Dr Christine Ekechi, Co-Chair of the Royal College of Obstetricians and Gynaecologists’ Race Equality Taskforce, said: 

“It is disappointing but not surprising to see healthcare inequalities for Black, Asian and minority ethnic women extend to every corner of their lives including sadly, for those who desire to have a baby. 

“When tackling racial inequalities in health outcomes for women, it is important to acknowledge that for some women, these poorer outcomes affect them throughout their life course, limiting the available choices that others often take for granted.  

“We cannot underestimate the negative impact of infertility and reduced outcomes following fertility treatment, on Black, Asian and minority ethnic women. We know that infertility can have a devastating effect on people’s lives, causing distress, depression, and the breakdown of relationships. It is therefore essential that we begin to understand the factors contributing to these poorer outcomes in this particular group of women. 

“This HFEA report is vital in understanding the barriers faced by women from ethnic minority backgrounds when trying to start a family and we welcome it’s publication. What is now required is a combined effort to provide solutions to include better awareness, safeguarding of reproductive health and improving the availability of targeted options for fertility treatments.  

“We owe it to Black, Asian and minority ethnic women to give them an equal opportunity to starting a family, and to provide the solutions that will help them achieve this dream.”       

Gwenda Burns, Chief Executive for charity Fertility Network UK, said: 

“We are deeply concerned by the health inequalities for ethnic minority fertility patients highlighted in this new report from the HFEA, and it is vital that the underlying reasons for this are thoroughly investigated and addressed.  

“We believe every patient should have access to high-quality care, and we are committed to working with the HFEA, professionals and other stakeholders to ensure equity for all.  

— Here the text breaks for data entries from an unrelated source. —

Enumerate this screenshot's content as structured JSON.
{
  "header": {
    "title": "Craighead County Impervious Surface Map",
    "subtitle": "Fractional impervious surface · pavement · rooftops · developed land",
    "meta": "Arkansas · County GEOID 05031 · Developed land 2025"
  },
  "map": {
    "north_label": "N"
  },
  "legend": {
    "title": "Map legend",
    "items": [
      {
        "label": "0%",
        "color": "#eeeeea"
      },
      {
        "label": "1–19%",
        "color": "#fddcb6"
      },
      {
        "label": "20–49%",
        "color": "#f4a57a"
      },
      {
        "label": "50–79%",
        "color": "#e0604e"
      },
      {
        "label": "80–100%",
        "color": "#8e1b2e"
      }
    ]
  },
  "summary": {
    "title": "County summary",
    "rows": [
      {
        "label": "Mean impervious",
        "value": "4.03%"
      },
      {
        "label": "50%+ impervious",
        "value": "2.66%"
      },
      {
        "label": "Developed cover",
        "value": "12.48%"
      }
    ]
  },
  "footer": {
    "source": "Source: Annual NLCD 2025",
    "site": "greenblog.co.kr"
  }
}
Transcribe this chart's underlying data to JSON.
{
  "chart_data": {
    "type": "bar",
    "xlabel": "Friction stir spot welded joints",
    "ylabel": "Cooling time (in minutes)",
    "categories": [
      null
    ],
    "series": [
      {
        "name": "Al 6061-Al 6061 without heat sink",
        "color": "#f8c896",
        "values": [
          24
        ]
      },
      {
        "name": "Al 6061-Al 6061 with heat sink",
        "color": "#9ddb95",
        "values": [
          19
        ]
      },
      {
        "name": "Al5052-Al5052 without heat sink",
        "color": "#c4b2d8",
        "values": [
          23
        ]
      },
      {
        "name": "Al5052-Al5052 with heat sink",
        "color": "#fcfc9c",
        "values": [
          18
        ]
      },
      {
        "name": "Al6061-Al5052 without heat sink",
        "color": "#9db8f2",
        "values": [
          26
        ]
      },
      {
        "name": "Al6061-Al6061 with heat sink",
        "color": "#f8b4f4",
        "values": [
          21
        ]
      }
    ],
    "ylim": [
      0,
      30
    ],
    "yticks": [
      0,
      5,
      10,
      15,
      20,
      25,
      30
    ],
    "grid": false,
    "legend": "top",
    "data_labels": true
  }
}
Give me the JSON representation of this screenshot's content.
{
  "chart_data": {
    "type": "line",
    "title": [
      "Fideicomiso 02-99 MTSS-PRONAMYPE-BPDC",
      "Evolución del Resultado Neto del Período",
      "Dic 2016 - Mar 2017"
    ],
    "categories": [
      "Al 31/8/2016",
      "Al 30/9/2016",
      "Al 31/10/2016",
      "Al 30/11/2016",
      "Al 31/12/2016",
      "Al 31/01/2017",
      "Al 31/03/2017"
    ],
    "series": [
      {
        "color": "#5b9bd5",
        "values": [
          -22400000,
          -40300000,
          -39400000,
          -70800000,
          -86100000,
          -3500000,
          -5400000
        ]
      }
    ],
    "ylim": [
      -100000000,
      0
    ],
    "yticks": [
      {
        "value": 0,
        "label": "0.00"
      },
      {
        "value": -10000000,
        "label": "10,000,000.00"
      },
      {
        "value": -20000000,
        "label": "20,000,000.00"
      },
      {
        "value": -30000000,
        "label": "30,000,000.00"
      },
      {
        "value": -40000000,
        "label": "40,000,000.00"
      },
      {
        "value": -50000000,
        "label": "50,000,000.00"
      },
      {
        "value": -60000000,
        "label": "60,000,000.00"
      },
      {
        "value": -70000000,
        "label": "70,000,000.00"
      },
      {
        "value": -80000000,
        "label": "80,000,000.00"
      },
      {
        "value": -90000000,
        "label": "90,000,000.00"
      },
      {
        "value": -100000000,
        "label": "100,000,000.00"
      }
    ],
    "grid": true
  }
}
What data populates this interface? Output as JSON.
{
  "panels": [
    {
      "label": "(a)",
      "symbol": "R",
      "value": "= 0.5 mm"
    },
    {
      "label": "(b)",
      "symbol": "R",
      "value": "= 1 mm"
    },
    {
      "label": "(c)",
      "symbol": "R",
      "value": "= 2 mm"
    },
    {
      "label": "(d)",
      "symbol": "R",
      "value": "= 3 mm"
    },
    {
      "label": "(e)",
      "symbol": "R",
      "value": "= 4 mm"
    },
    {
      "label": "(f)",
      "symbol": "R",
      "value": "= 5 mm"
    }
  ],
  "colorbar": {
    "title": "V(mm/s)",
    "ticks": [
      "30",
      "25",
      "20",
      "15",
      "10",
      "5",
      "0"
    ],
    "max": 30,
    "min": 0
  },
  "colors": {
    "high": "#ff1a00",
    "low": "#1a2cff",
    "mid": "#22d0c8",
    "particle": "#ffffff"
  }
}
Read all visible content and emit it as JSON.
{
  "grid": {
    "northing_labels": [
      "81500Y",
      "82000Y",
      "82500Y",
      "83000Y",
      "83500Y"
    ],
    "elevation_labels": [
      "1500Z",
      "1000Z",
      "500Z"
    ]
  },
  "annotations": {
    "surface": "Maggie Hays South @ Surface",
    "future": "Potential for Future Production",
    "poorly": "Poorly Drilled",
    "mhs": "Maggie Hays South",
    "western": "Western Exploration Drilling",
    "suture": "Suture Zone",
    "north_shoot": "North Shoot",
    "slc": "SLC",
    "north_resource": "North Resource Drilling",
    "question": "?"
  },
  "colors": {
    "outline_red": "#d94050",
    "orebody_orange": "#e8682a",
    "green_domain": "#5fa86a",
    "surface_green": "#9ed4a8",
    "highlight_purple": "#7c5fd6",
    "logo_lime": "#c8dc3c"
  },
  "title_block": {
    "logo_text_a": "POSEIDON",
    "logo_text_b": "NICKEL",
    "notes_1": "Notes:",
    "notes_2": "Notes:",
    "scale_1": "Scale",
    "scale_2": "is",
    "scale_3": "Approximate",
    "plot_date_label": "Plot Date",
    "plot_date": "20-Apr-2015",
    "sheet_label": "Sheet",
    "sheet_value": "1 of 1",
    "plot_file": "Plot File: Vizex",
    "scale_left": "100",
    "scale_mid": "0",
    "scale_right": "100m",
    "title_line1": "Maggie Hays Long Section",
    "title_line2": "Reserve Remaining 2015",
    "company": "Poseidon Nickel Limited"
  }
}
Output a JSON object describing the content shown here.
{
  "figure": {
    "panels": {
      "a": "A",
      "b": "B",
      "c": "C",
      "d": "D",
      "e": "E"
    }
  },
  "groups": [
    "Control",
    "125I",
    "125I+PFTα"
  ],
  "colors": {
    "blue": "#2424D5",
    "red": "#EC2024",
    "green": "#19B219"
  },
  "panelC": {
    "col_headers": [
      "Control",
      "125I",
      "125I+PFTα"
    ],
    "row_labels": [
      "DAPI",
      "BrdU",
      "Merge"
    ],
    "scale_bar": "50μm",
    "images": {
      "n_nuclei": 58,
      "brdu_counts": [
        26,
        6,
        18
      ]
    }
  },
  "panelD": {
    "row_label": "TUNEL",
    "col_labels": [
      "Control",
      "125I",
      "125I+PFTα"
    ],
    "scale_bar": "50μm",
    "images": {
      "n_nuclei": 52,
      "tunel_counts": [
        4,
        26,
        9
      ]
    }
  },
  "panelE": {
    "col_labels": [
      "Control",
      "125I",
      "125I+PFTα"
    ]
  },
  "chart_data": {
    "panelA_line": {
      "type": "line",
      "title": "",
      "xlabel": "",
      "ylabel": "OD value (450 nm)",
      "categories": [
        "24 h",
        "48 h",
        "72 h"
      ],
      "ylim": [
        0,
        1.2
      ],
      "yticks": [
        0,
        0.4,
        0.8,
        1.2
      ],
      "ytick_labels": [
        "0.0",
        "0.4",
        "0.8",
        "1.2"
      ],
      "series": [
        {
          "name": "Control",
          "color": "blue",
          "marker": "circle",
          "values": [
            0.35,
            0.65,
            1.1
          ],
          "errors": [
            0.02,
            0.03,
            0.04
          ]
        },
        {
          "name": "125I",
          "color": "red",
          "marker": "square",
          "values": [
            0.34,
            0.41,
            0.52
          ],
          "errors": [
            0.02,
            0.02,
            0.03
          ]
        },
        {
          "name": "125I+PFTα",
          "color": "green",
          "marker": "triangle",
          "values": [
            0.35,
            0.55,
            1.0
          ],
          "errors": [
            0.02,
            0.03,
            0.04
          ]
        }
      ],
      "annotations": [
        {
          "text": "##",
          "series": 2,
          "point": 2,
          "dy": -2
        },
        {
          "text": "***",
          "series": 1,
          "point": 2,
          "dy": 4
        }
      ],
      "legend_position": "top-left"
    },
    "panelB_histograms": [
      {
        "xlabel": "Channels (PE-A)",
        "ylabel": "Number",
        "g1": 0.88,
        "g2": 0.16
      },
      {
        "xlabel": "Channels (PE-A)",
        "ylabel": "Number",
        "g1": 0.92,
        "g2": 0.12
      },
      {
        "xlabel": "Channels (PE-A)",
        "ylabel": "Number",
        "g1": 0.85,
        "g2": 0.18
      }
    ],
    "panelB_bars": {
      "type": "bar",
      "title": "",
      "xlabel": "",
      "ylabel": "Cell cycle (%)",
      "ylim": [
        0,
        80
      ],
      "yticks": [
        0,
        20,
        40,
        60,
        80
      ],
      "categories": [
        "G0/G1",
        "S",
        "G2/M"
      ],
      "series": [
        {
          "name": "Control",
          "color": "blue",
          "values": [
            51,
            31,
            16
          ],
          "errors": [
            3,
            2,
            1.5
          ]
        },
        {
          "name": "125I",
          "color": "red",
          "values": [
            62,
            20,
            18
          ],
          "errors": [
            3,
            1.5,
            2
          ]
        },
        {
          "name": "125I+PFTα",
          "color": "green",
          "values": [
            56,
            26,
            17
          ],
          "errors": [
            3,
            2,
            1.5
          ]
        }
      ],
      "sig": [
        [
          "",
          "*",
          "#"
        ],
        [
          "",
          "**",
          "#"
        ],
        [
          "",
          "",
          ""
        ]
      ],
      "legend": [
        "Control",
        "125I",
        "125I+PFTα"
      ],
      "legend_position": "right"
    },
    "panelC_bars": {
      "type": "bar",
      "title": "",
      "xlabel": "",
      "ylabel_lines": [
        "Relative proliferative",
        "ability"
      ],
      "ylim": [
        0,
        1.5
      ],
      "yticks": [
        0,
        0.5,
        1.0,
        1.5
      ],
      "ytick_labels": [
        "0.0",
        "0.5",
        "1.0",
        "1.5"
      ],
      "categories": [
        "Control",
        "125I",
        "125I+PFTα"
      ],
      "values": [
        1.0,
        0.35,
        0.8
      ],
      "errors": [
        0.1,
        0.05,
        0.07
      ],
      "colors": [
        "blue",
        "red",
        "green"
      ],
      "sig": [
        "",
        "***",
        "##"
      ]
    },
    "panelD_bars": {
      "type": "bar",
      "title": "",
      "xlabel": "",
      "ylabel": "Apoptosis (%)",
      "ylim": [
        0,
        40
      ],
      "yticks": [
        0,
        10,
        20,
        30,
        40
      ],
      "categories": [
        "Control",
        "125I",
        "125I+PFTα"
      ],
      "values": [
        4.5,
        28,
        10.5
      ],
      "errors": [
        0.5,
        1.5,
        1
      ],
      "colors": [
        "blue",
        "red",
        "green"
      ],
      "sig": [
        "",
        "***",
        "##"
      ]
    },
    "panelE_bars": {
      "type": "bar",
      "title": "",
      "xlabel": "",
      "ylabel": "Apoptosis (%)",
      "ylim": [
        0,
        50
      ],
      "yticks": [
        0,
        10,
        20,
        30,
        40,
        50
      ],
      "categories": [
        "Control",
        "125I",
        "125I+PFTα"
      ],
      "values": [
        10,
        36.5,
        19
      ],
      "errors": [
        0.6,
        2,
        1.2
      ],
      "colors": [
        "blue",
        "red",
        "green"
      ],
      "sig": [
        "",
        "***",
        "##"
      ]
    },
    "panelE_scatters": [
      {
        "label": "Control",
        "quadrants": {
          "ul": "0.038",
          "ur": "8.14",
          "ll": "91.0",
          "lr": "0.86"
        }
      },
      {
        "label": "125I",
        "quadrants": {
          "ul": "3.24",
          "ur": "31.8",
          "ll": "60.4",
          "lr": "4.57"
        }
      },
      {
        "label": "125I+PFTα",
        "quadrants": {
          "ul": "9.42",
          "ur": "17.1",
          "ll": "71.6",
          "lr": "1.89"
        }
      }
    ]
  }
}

“We know how isolating fertility problems can be, and today we are launching a new peer support group for Black women alongside our existing Asian group. We aim to provide spaces for all patients to be open about the issues they face so we can make certain every voice is heard.” 

To tackle disparities in access and outcomes of fertility treatment among ethnic minority groups, the HFEA has committed to several actions and is calling for more collaborative work across the sector, including further research, to reduce the disparities that exist. Some of the actions and recommendations include: 

  • Review feedback from clinics and patients against our Code of Practice to see if we should make any changes, for example, relating to information provision.  
  • To better enable research on the disparities across ethnic groups within the fertility sector, we will include more information on ethnicity in our regular data releases.  
  • We will work with grassroots and other organisations to further understand cultural and religious beliefs that may impact on donor recruitment and help to overcome any barriers that may exist.  
  • We will share data with GPs, highlighting for example that in some communities, access to fertility treatment is starting at a later age.  
  • We urge clinics to ensure all patients are informed of their own likely chance of success based on all factors, including ethnicity.  
  • Clinics should ensure ethnicity information is collected from patients. Currently 12% of patients have no ethnicity data recorded on our Register.     
  • Clinics should regularly update their information on donor waiting times – especially if the wait is longer for different ethnicities – to help patients who require donated sperm and eggs to plan their treatment.   
  • We encourage all those who commission fertility services to review their funding eligibility criteria to consider whether these have an adverse impact on access to treatment among particular ethnic groups.  
  • More research is needed to understand the many external factors that contribute to these disparities to inform evidence-based decision-making.